La prosa controllata dei tre accademici non nasconde il problema: la direttrice, Renata Cristina Mazzantini, non garantisce né una linea scientifica condivisa con l’organo che esiste esattamente a questo scopo, né la minima, necessaria, indipendenza dal potere politico. In altre parole, la Gnam rischia di non essere più un museo, ma un altoparlante di questa destra vorace, ossessivamente alla ricerca di ciò che chiama, del tutto impropriamente, egemonia culturale, e che invece è una brutale occupazione di posti, stipendi, visibilità, potere: che spesso produce un avvizzimento delle stesse istituzioni culturali, come alla Quadriennale di Roma sul cui stato attuale viene censurata la voce dell’ex direttore Gian Maria Tosatti. La Gnam non è in un periodo brillante: la risibile mostra su Tolkien, offerta dal compianto Gennaro Sangiuliano a Giorgia Meloni come un mazzo di fiori (una cosa che nemmeno in Corea del Nord…); la progettata e rinviata mostra apologetica sul Futurismo, nel cui comitato scientifico siede… Osho; la decisione lunare di sbarazzarsi degli archivi di Anton Giulio Bragaglia e di Carla Lonzi… E ora l’indecente comizio di Italo Bocchino e Ignazio Benito La Russa, condito dalle minacce di Domenico Gramazio, detto il Pinguino (uno che ha detto che “il fascismo non ha avuto responsabilità nello sterminio di massa degli ebrei”, e che è noto per i colloqui con Massimo Carminati…) agli spettatori che avrebbero voluto fare domande. Quel che è peggio, e che basterebbe a chiedere le dimissioni della direttrice, è che i nomi dei 40 dipendenti del Museo che le avevano scritto per chiederle di annullare un evento così inappropriato sono stati segnalati al Ministero della Cultura, e a non meglio specificate “autorità competenti”.

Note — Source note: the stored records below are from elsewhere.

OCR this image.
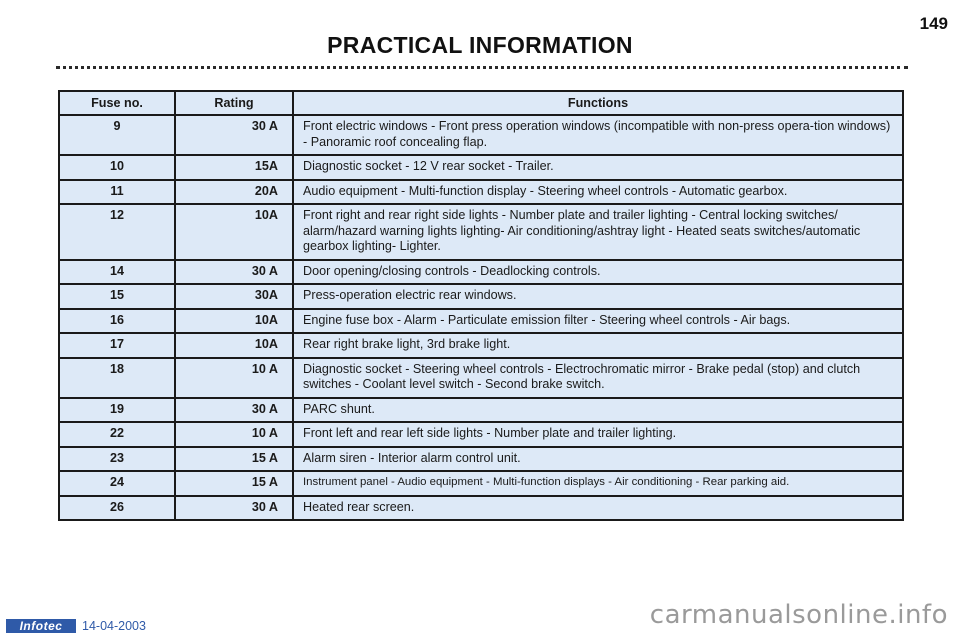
149
PRACTICAL INFORMATION
Fuse no.	Rating	Functions
9	30 A	Front electric windows - Front press operation windows (incompatible with non-press opera-tion windows) - Panoramic roof concealing flap.
10	15A	Diagnostic socket - 12 V rear socket - Trailer.
11	20A	Audio equipment - Multi-function display - Steering wheel controls - Automatic gearbox.
12	10A	Front right and rear right side lights - Number plate and trailer lighting - Central locking switches/ alarm/hazard warning lights lighting- Air conditioning/ashtray light - Heated seats switches/automatic gearbox lighting- Lighter.
14	30 A	Door opening/closing controls - Deadlocking controls.
15	30A	Press-operation electric rear windows.
16	10A	Engine fuse box - Alarm - Particulate emission filter - Steering wheel controls - Air bags.
17	10A	Rear right brake light, 3rd brake light.
18	10 A	Diagnostic socket - Steering wheel controls - Electrochromatic mirror - Brake pedal (stop) and clutch switches - Coolant level switch - Second brake switch.
19	30 A	PARC shunt.
22	10 A	Front left and rear left side lights - Number plate and trailer lighting.
23	15 A	Alarm siren - Interior alarm control unit.
24	15 A	Instrument panel - Audio equipment - Multi-function displays - Air conditioning - Rear parking aid.
26	30 A	Heated rear screen.
Infotec	14-04-2003	carmanualsonline.info
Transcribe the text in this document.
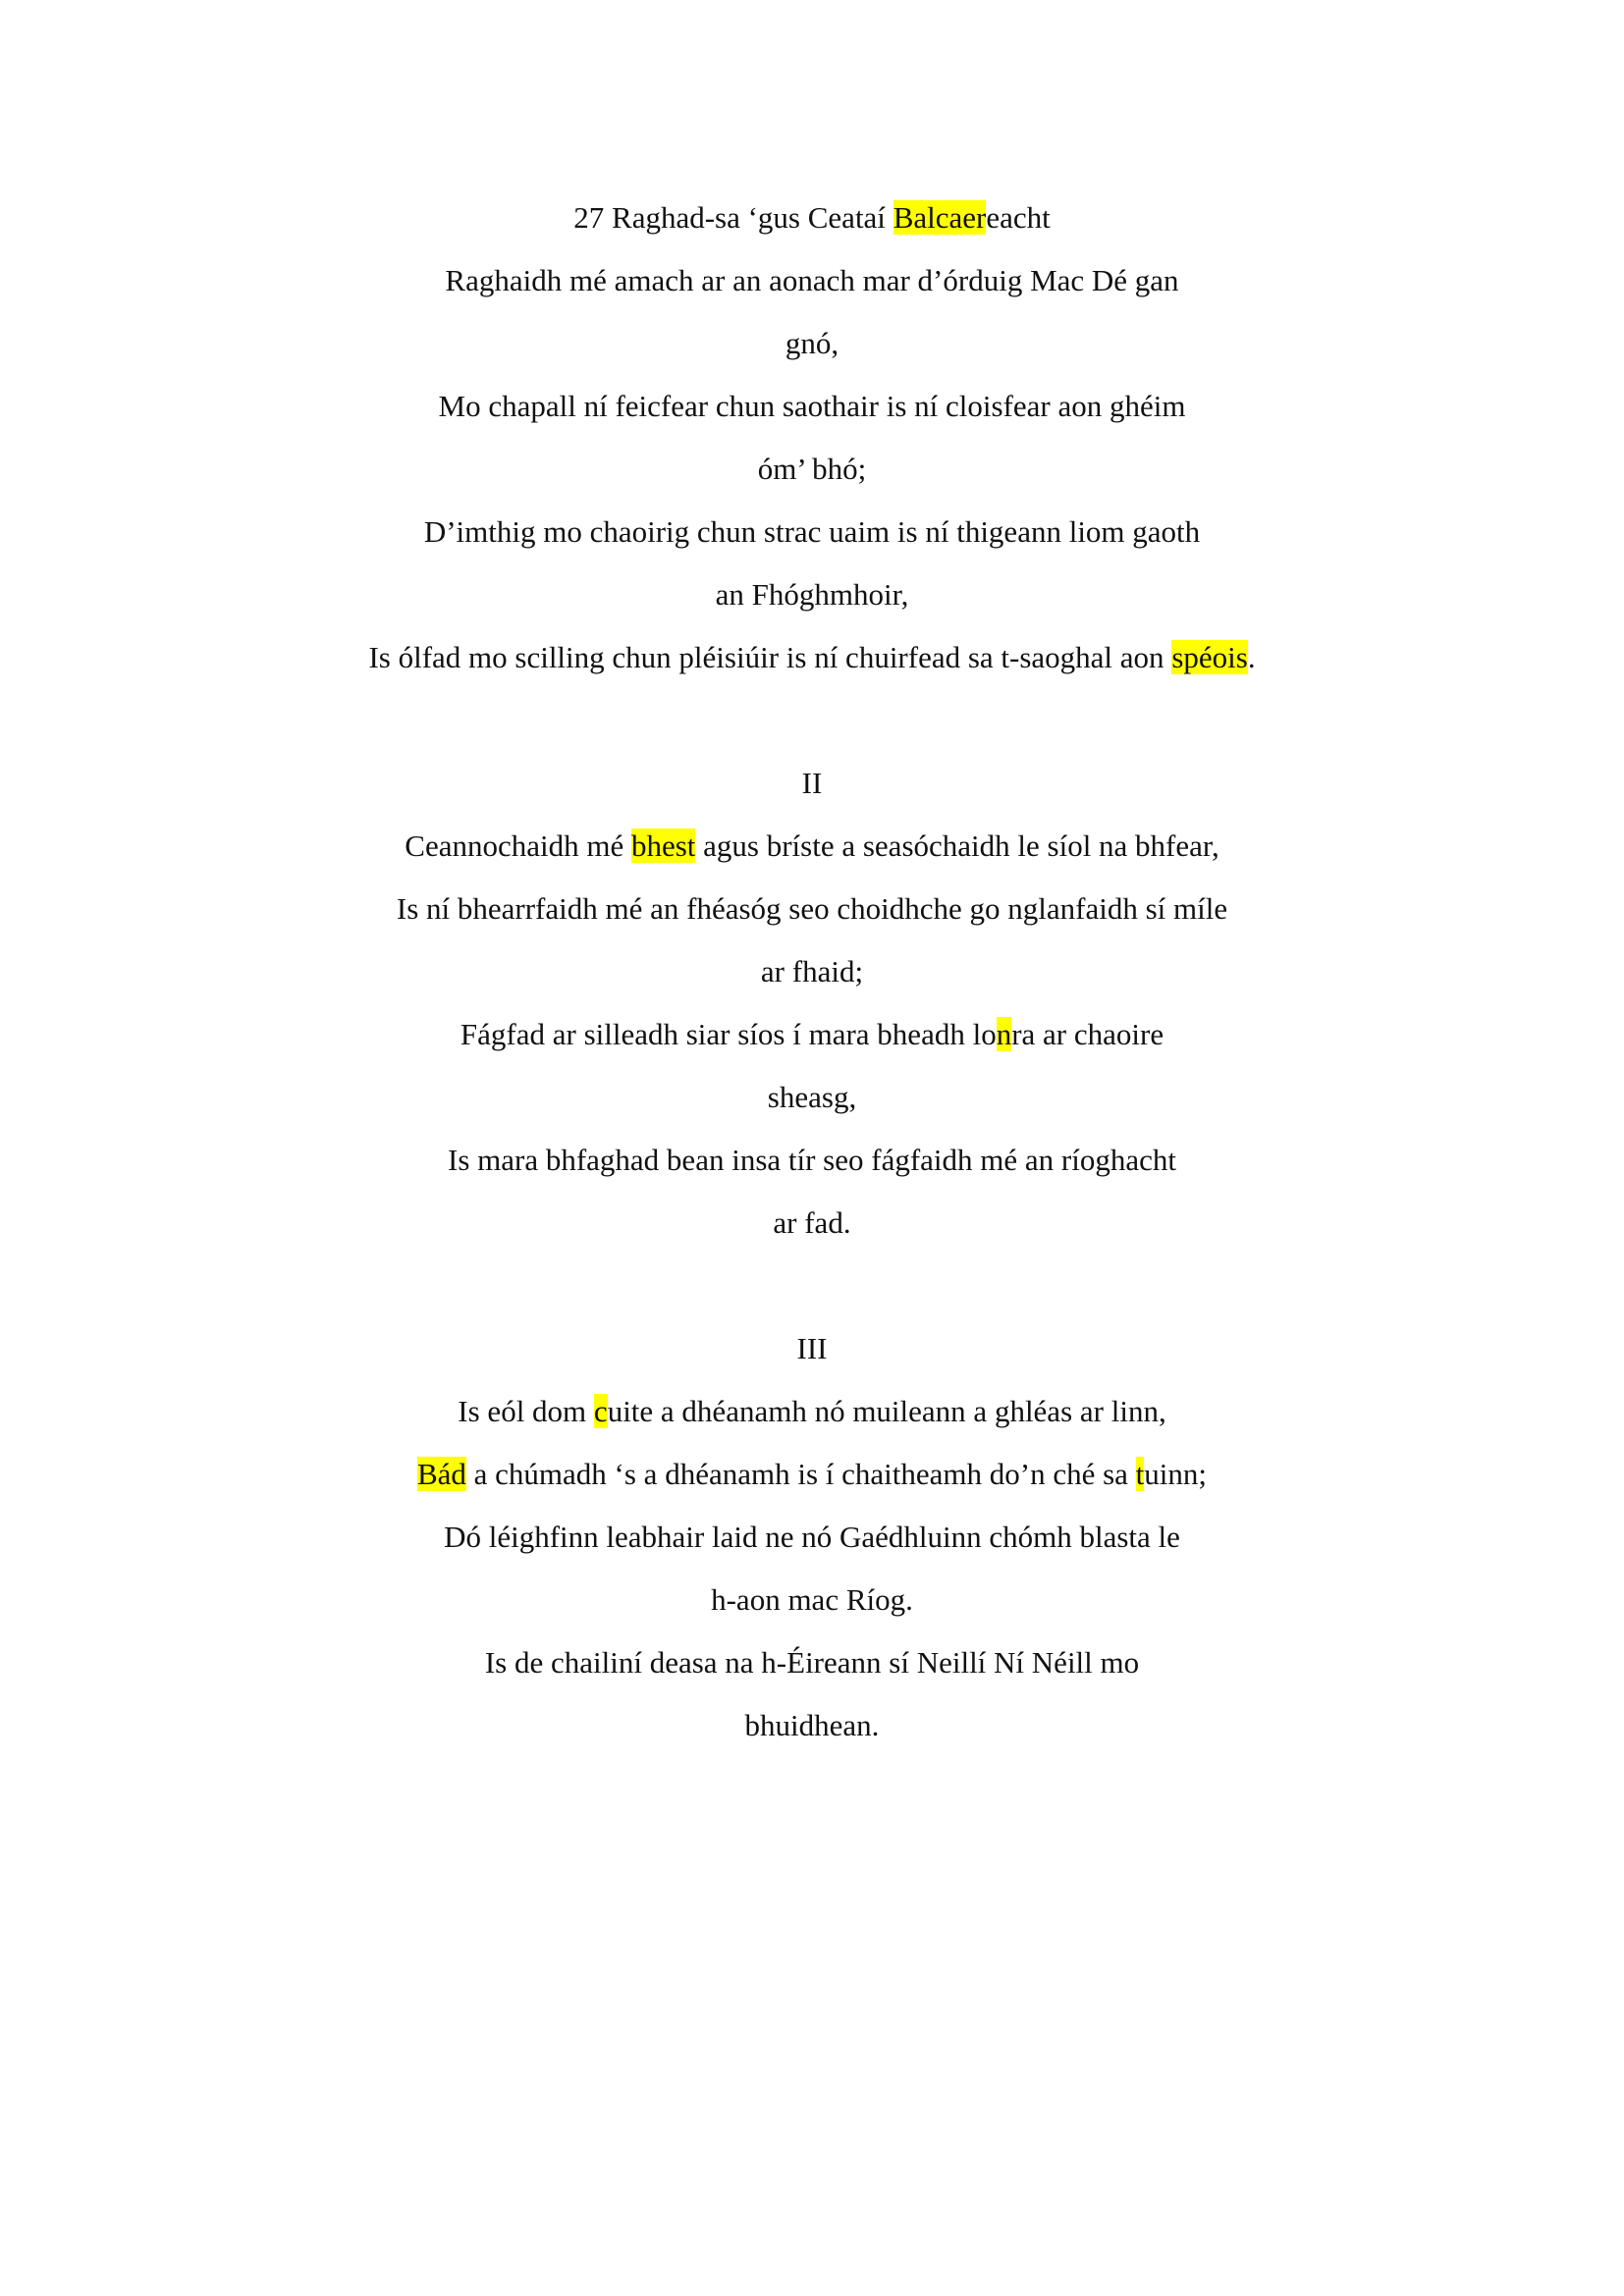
27 Raghad-sa ‘gus Ceataí Balcaereacht
Raghaidh mé amach ar an aonach mar d’órduig Mac Dé gan
gnó,
Mo chapall ní feicfear chun saothair is ní cloisfear aon ghéim
óm’ bhó;
D’imthig mo chaoirig chun strac uaim is ní thigeann liom gaoth
an Fhóghmhoir,
Is ólfad mo scilling chun pléisiúir is ní chuirfead sa t-saoghal aon spéois.
II
Ceannochaidh mé bhest agus bríste a seasóchaidh le síol na bhfear,
Is ní bhearrfaidh mé an fhéasóg seo choidhche go nglanfaidh sí míle
ar fhaid;
Fágfad ar silleadh siar síos í mara bheadh lonra ar chaoire
sheasg,
Is mara bhfaghad bean insa tír seo fágfaidh mé an ríoghacht
ar fad.
III
Is eól dom cuite a dhéanamh nó muileann a ghléas ar linn,
Bád a chúmadh ‘s a dhéanamh is í chaitheamh do’n ché sa tuinn;
Dó léighfinn leabhair laid ne nó Gaédhluinn chómh blasta le
h-aon mac Ríog.
Is de chailiní deasa na h-Éireann sí Neillí Ní Néill mo
bhuidhean.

Se lo scopo della presentazione era sdoganare l’impresentabile eredità di chi è cresciuto nel culto di Almirante, tra busti di Mussolini e saluti romani, il risultato è decisamente un boomerang: o almeno lo sarebbe in qualunque paese che intendesse somigliare più a una democrazia che non all’Ungheria di Victor Orbán. Invece qua, sembra tutto normale: e ora si annuncia che la Gnam sarà ridotto a location della festa del Tempo, una specie di Cannes del neofascismo impreziosita dalla presenza di donna Giorgia in persona. Ma dall’altra parte bisognerebbe solo battersi il petto: perché le ‘pistole’ con cui questa destra ‘spara’ senza risparmio, le ha tutte messe sul tavolo Dario Franceschini con la sua mai abbastanza esecrata riforma dei musei. È grazie a quest’ultima che i direttori sono nominati o direttamente dal ministro, o da un direttore generale che al ministro risponde: il che significa mettere i musei nelle mani della politica. E, poi, sull’uso propagandistico del patrimonio, chi non ricorda le innumerevoli conferenze stampa di Matteo Renzi presidente del Consiglio a Pompei, con gli scavi ridotti a sfondo dell’ego smisurato del cantore del Rinascimento saudita, ispiratore della riforma Franceschini? O, ancora, la conferenza stampa dello stesso Renzi con Angela Merkel alla Galleria dell’Accademia di Firenze, con il David di Michelangelo dietro le spalle, gigante umiliato a far da testimone al potere effimero dei piccoli governanti di oggi?
Non è stata forse quella riforma a spingere i musei a diventare vetrine della qualunque, ospitando eventi che con la loro missione davvero nulla hanno a che fare? In un museo nazionale (ma in qualunque museo…) bisognerebbe presentare solo libri sul museo stesso, sulla storia dell’arte, sul patrimonio: perché i musei non sono location glamour per eventi, ma organismi vivi di ricerca, conservazione e redistribuzione della conoscenza. Quando ci libereremo di questa destra (spero prima di un ventennio, stavolta), bisognerà correggerli tutti, questi imperdonabili errori da apprendisti stregoni: perché queste cosiddette ‘riforme’ non ci hanno portati nella modernità, ci hanno consegnato alla barbarie.